Remplir un verre d'eau en vingt à trente secondes au lieu de deux ou trois. Attendre quatre minutes avant qu'une casserole soit intégralement remplie. Ou... douze minutes pour la chasse d'eau du WC et deux longues heures pour la baignoire familiale.

Telle est la réalité rencontrée par un nombre croissant de ménages placés sous limiteur d'eau par leur société de distribution (un limiteur fait passer le débit de 500 à 50 litres par heure). "Une humiliation insupportable, une forme de harcèlement, commente-t-on au Réseau wallon de lutte contre la pauvreté qui dénonce l'atteinte sous-jacente à la santé des personnes concernées, mais aussi à leur santé mentale : on devient cinglé. Imaginez ce que cela donne dans des familles nombreuses... Sans compter que l'eau, c'est le rapport à l'intimité (hygiène, toilette...) et à l'image sociale."

Soyons de bon compte : le nombre de ménages ainsi corsetés est limité : environ 1500 en Wallonie en 2016 (1). Mais il y a, en plus, ceux pour lesquels la menace de se voir ainsi "puni" pour non paiement des factures entraîne bien des déboires. "Bien sûr, les gens se soumettent et paient, explique Anne Leclercq, animatrice au RWLP. Mais ils se retrouvent alors en retard sur le paiement du loyer, ce qui les met en difficulté avec leur propriétaire. Ou bien ils rognent sur le matériel scolaire de leurs enfants, les frais de santé, les loisirs, la nourriture, etc. Bref, leur fragilité grandit. Comment accepter une telle atteinte à la dignité alors qu'on se targue d'avoir "des plans de lutte contre la pauvreté ?"

Une précarité hydrique multiforme

La pose de limiteurs n'est que le symptôme d'un tableau hydrique dont les indicateurs virent au rouge. En 2016, près de 28.000 ménages bruxellois ont dû réclamer un plan de remboursement, soit 32% de plus qu'en 2012.

En Wallonie, les dossiers d'étalement sont passés de 67.000 à 86.000, le nombre de coupures totales d'eau ayant quasiment triplé en parallèle. Selon la Fondation Roi Baudouin (FRB), la précarité hydrique (2) concerne désormais un ménage bruxellois sur quatre et un ménage wallon sur cinq (et un sur neuf en Flandre).

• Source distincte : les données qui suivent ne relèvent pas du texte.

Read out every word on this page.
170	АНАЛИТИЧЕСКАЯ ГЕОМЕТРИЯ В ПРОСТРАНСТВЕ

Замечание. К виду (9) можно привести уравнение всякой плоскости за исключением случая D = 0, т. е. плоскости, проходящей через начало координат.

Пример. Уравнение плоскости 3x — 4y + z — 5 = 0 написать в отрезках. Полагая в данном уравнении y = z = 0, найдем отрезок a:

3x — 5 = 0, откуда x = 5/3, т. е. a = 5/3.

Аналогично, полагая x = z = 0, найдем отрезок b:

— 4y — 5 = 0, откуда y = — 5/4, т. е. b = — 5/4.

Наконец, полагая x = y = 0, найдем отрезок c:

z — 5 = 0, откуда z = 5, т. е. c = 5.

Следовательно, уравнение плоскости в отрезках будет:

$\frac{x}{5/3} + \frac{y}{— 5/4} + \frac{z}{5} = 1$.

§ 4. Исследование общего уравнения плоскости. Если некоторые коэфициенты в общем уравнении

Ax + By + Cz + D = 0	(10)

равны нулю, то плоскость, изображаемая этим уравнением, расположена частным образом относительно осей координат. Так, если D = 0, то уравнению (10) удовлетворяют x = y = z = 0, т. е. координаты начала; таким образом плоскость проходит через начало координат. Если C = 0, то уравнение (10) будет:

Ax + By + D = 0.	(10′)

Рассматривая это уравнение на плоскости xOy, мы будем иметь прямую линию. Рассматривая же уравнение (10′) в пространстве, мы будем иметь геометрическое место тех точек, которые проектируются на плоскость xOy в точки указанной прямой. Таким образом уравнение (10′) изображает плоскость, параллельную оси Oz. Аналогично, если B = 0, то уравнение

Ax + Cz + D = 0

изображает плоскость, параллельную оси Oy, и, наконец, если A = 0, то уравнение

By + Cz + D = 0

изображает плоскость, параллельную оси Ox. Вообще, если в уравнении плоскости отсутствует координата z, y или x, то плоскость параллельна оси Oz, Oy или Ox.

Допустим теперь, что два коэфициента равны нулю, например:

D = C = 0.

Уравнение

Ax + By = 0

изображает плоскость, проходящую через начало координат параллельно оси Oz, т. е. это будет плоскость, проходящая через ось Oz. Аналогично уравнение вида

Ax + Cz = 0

L'explication ? Partout en Belgique (et en Europe), la notion de "coût-vérité" de l'eau s'est imposée. Comprenez : les autorités ne peuvent plus subventionner sa production ni sa distribution, le consommateur doit payer ce qu'elle coûte réellement. Or, les entreprises qui l'acheminent ont dû – et ce n'est pas fini – consentir de gros investissements dans le renouvellement des réseaux et dans l'épuration.

Une inflation bien réelle

Résultat : le prix du mètre-cube d'eau de distribution a explosé. Entre 2005 et 2016, la facture moyenne des Bruxellois a augmenté de 56%, celle des Wallons de 74%. Soit bien davantage que les 22% de hausse de l'indice santé (qui sert de base à l'augmentation des salaires et des allocations sociales). Pour 100 mètres-cubes d'eau, on paie aujourd'hui en Wallonie quelque 502 euros !

La FRB a scruté à la loupe le terrain social, et son constat est clair : l'augmentation du coût de l'eau n'est pas ressenti partout de la même manière. Les 25% de ménages aux revenus les plus faibles consacrent 1,4% de leur consommation totale à l'eau. Chez les 25% les plus riches, cette part tombe à 0,8%. Quelques décimales qui traduisent mal, très mal, le stress lié à des factures toujours plus difficiles à honorer.


Apprendre l'eau en s'amusant

Depuis dix ans, l'ASLB Empreintes, à Namur, réalise des animations autour de l'énergie auprès des publics précarisés. En 2016, les participants ont fait part de leur difficulté à payer leur eau. De là, un nouveau champ d'activité pour ces "ecowatchers" branchés "partage d'expériences" plus que "apprentissage frontal." Un jeu de cartes spécialement adapté au thème de l'eau permet à chacun de faire des hypothèses sur la consommation réelle : chasses, douches, baignoires, etc. L'animateur les confronte aux informations de la littérature. Peu de textes, priorité aux images pour rester ludique ! Ensuite, les participants s'en vont tester chez eux les trucs et astuces découverts lors des ateliers (détartrage, etc.).

Autre support : une planche en bois munie de robinets et pommeaux de douche (classiques ou munis d'un "mousseur"). Grâce à un seau millimétré, les participants jugent facilement l'économie – importante – permise par les appareils plus économes. En fin de formation, les participants se voient proposer un audit personnalisé de leur domicile et... une séance de "dégustation" de six eaux différentes à un bar à eaux. Histoire de bien faire comprendre qu'une eau du robinet porteuse d'un arrièregoût peut facilement être débarrassée de cet inconvénient avec un filtre, pas nécessairement coûteux.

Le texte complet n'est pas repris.